“La différence entre ceux qui survivent et ceux qui ne survivent pas se mesure en minutes…”
Le 5 février dernier, alors qu’il termine à peine une séquence de quatre sauvetages en 48 heures, Alessandro, marin-sauveteur sur l’Ocean Viking, couche sur le papier ses impressions malgré la fatigue qui l’assaille.
Imaginez 400 personnes qui chantent leur salut sur le pont d’un navire. Des hommes, des femmes et des nouveau-nés, mais surtout des mineur.e.s qui voyagent seul.e.s et deviennent adultes entre une prison en Libye et une nuit sur un canot pneumatique au milieu de la mer.
Voici comment se présente l’Ocean Viking aujourd’hui, après quatre sauvetages en deux jours. Nous sommes physiquement fatigué.e.s parce que nous avons tout donné : les heures de sommeil, les journées entières sur le canot de sauvetage, les roulements au module médical et au nettoyage, l’adrénaline et l’attente, les yeux qui brûlent, collés aux jumelles.
Les jours d’attente et les moments fébriles s’alternent, comme si sortir ne serait-ce qu’une personne de la mer était un concentré de notre vie : des semaines de préparation pour un instant.

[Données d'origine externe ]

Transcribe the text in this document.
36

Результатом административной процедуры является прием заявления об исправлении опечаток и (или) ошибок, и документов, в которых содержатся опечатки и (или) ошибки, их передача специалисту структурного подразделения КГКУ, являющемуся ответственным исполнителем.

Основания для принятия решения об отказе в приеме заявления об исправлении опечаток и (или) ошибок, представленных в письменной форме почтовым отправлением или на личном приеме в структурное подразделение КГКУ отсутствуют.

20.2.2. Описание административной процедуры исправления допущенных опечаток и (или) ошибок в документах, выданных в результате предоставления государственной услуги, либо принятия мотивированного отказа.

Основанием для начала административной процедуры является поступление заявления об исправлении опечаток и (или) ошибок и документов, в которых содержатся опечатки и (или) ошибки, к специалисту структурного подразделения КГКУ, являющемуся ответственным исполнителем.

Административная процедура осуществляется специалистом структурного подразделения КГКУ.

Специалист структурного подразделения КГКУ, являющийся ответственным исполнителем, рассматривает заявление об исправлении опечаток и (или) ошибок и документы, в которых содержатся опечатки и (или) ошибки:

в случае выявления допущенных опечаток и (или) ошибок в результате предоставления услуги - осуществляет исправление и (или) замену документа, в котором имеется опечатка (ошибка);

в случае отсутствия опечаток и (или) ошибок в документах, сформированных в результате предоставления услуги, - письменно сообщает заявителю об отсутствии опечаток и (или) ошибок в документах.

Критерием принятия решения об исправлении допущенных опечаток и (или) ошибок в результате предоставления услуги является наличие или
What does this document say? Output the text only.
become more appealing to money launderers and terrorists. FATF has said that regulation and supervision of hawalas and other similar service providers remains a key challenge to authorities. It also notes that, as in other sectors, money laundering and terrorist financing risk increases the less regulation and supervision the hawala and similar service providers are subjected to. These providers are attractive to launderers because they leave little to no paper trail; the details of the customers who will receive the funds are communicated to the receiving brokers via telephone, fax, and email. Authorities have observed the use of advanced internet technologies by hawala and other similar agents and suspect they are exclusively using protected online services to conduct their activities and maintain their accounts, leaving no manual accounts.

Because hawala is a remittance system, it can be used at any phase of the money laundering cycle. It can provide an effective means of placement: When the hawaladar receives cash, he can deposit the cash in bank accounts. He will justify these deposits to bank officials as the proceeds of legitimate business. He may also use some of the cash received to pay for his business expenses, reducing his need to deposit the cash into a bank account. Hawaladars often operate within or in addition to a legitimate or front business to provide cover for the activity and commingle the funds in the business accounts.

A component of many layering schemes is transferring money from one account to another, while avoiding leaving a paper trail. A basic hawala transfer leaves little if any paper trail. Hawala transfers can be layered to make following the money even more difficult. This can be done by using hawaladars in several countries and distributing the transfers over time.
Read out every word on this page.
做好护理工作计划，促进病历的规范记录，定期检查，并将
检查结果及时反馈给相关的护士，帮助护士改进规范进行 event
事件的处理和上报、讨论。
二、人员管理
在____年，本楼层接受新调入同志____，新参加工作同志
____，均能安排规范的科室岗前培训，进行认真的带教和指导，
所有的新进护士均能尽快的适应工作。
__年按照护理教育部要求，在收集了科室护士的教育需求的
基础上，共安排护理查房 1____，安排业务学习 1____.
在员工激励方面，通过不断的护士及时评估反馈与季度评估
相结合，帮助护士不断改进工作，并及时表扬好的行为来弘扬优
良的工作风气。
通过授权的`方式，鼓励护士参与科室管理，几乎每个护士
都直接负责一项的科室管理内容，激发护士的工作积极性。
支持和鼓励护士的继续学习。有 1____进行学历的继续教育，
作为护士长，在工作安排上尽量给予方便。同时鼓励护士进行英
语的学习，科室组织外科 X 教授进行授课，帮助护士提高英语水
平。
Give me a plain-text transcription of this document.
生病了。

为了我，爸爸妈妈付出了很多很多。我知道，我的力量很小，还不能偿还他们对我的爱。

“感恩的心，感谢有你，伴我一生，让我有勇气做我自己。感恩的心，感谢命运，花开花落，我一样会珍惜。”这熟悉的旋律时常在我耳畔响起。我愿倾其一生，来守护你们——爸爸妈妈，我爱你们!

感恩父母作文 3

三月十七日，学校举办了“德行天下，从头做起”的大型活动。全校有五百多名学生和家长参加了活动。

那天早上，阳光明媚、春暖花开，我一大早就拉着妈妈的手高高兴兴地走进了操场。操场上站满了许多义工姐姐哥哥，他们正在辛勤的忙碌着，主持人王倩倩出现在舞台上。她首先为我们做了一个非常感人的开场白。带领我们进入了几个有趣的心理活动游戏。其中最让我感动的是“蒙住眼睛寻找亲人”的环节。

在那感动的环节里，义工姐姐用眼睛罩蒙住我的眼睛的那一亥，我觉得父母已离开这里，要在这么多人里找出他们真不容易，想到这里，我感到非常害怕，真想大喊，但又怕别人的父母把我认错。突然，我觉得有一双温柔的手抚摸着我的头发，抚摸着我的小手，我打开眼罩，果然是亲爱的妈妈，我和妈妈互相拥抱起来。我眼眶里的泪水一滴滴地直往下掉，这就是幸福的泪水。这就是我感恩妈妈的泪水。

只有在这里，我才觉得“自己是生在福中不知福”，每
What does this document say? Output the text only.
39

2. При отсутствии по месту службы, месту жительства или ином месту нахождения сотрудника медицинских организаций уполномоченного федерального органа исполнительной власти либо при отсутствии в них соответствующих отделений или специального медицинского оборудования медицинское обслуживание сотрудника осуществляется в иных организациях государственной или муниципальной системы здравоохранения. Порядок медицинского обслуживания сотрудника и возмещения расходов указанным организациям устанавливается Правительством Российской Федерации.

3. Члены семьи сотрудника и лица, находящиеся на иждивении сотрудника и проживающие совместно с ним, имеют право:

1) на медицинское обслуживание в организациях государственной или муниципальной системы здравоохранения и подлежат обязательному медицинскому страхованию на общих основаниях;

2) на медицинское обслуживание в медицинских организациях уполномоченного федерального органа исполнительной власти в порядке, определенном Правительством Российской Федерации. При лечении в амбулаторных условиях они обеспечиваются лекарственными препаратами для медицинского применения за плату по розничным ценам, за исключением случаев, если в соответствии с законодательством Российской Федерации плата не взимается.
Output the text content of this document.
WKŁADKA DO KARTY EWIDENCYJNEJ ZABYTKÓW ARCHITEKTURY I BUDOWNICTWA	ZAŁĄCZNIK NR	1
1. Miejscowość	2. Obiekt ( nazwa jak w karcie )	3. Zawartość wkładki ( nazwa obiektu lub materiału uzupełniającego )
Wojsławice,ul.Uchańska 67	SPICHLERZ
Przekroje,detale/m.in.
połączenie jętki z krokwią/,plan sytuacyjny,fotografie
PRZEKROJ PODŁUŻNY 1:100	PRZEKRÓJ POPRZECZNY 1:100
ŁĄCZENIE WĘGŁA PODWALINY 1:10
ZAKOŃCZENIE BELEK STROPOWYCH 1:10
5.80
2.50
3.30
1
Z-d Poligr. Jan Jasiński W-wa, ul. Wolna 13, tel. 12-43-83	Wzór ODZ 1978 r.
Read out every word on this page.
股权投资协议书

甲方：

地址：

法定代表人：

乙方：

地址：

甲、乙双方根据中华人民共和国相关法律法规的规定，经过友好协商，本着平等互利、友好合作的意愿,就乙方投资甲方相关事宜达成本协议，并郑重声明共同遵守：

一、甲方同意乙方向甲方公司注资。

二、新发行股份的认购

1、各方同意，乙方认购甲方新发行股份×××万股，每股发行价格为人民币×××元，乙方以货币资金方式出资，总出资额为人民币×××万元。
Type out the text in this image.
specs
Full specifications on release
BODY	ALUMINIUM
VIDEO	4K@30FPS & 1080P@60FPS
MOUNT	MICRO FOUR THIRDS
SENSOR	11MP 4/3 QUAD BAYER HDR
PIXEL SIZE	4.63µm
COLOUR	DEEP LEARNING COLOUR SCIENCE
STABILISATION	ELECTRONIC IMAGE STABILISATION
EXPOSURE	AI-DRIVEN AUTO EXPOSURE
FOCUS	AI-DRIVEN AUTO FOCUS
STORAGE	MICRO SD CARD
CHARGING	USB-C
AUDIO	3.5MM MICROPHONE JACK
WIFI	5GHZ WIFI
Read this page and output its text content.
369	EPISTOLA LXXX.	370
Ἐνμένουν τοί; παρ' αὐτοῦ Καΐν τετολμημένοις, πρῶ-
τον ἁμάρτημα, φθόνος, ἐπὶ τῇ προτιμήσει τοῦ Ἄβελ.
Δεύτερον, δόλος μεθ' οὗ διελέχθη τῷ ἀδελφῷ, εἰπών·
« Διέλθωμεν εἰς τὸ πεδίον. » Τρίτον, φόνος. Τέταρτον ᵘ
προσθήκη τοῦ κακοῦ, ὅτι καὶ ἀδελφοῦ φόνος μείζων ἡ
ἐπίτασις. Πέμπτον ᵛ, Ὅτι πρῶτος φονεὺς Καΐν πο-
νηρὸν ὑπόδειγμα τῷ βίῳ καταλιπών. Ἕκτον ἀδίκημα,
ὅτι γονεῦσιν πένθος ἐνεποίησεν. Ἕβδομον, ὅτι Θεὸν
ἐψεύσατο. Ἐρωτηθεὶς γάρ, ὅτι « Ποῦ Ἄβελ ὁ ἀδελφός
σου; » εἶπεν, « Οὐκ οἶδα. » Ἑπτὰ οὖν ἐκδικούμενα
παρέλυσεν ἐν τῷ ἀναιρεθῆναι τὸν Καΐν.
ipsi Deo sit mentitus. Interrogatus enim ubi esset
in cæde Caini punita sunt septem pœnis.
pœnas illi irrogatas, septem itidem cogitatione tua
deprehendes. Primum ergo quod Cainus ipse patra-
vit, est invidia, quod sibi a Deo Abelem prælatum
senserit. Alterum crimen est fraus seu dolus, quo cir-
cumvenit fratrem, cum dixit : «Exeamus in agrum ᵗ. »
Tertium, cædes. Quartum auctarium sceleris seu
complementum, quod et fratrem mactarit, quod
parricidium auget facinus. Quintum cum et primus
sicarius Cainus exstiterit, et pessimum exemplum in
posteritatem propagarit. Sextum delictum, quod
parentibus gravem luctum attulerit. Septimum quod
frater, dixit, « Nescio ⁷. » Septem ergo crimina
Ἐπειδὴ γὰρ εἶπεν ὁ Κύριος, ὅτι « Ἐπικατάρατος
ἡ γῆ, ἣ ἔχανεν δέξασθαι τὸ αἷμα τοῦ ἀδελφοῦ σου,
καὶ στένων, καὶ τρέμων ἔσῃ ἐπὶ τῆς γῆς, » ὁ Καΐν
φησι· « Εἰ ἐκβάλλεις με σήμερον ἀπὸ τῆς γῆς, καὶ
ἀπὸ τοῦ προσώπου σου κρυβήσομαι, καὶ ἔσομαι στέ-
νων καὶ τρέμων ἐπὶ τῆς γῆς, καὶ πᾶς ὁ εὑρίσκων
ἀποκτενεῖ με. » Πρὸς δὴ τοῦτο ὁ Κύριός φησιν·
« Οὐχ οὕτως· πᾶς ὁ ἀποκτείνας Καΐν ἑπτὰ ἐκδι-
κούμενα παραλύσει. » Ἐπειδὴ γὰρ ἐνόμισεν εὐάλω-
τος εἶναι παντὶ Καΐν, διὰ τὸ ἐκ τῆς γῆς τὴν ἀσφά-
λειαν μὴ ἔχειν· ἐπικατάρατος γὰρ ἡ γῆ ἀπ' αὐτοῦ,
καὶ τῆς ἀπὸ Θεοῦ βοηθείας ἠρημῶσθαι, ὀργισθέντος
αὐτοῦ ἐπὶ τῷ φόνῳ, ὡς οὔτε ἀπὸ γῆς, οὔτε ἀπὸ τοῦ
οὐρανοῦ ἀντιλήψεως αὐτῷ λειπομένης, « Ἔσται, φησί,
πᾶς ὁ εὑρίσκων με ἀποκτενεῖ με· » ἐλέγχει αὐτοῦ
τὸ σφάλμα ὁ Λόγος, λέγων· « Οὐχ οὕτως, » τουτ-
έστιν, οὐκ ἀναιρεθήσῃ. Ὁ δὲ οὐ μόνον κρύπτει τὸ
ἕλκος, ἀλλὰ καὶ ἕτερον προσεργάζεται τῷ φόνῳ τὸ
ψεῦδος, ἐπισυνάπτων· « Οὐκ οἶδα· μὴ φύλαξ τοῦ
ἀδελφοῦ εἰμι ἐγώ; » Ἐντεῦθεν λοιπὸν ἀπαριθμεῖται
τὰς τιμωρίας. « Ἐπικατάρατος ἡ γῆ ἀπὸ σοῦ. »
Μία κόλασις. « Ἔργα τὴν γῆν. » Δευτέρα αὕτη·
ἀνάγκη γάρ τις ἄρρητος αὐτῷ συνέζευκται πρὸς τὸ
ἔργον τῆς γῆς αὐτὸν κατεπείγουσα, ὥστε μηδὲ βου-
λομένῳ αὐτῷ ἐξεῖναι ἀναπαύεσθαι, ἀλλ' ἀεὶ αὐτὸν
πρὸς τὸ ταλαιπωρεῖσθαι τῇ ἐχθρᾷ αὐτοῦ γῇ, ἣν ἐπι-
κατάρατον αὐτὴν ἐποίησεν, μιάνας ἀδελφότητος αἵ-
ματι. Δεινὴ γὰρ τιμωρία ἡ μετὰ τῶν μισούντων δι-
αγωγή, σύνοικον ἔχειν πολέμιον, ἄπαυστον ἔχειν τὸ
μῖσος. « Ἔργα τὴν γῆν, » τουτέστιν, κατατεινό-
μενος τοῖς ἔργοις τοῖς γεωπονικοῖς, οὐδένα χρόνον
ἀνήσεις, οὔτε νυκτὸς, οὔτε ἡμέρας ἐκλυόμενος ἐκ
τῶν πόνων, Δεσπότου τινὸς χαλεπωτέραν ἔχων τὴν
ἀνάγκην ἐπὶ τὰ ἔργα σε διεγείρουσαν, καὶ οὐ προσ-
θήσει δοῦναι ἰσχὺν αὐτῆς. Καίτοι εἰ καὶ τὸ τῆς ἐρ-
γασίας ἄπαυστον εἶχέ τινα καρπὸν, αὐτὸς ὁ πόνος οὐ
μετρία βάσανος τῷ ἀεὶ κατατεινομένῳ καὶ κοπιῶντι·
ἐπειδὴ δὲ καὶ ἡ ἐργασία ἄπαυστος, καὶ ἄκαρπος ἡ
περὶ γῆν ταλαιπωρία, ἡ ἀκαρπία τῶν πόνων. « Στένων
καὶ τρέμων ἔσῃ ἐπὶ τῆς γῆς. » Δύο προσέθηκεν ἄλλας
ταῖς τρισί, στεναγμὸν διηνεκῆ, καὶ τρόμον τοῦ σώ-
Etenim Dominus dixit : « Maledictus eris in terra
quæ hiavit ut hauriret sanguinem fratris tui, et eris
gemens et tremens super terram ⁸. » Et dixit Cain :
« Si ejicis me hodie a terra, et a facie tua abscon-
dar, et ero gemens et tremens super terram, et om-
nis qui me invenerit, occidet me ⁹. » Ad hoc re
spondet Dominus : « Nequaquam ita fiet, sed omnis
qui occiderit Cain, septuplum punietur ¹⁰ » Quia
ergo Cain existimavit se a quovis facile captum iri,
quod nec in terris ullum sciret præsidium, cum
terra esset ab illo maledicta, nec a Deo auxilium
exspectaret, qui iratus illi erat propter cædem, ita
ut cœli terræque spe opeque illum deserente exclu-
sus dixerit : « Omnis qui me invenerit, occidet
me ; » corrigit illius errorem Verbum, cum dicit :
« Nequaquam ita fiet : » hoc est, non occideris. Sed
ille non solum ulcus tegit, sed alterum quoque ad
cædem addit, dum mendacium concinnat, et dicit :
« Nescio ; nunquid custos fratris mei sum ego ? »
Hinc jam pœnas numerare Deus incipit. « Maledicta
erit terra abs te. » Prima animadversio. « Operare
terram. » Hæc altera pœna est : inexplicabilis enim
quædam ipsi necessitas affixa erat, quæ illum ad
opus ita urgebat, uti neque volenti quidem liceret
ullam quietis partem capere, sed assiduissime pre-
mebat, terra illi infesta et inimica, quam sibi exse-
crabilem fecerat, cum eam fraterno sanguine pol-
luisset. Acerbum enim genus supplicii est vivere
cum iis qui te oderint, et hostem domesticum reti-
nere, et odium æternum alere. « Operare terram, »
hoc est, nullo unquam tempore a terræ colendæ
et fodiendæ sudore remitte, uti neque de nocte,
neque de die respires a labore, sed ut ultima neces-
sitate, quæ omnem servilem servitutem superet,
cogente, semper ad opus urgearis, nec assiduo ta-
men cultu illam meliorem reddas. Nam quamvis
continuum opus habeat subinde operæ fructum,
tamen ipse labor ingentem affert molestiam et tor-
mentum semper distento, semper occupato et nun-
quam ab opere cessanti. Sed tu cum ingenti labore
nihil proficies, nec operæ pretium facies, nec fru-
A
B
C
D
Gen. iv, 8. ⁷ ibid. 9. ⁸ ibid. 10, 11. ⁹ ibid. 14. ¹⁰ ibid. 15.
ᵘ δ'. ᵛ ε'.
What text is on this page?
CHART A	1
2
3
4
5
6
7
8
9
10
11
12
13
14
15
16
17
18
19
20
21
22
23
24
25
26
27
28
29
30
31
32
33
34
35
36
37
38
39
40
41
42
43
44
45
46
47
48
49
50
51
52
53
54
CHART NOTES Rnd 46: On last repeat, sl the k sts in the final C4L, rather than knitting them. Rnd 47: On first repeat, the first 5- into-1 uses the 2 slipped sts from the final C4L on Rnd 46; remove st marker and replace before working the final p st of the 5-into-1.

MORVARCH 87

Quand je saisis ces poignets, en hissant des corps de l’eau jusqu’au canot, je ressens toujours une texture différente. Force, fragilité, timidité, honte et bien plus encore que je ne saurais dire se mêlent dans un contact, il n’y a pas le temps de demander, il faut suivre son instinct et passer à la suite.
Nous savons qu’en ces jours de temps exceptionnellement beau – nous sommes en février – plusieurs centaines de personnes sont parties. Beaucoup ont été interceptées et ramenées en Libye de force, nous en avons sauvé certaines, d’autres sont peut-être mortes. Tissées d’un fil précaire, ces embarcations sont fragiles comme le temps du sauvetage qui s’écoule si rapidement: la différence entre ceux qui survivent et ceux qui ne survivent pas se mesure en minutes, en poignées de chance.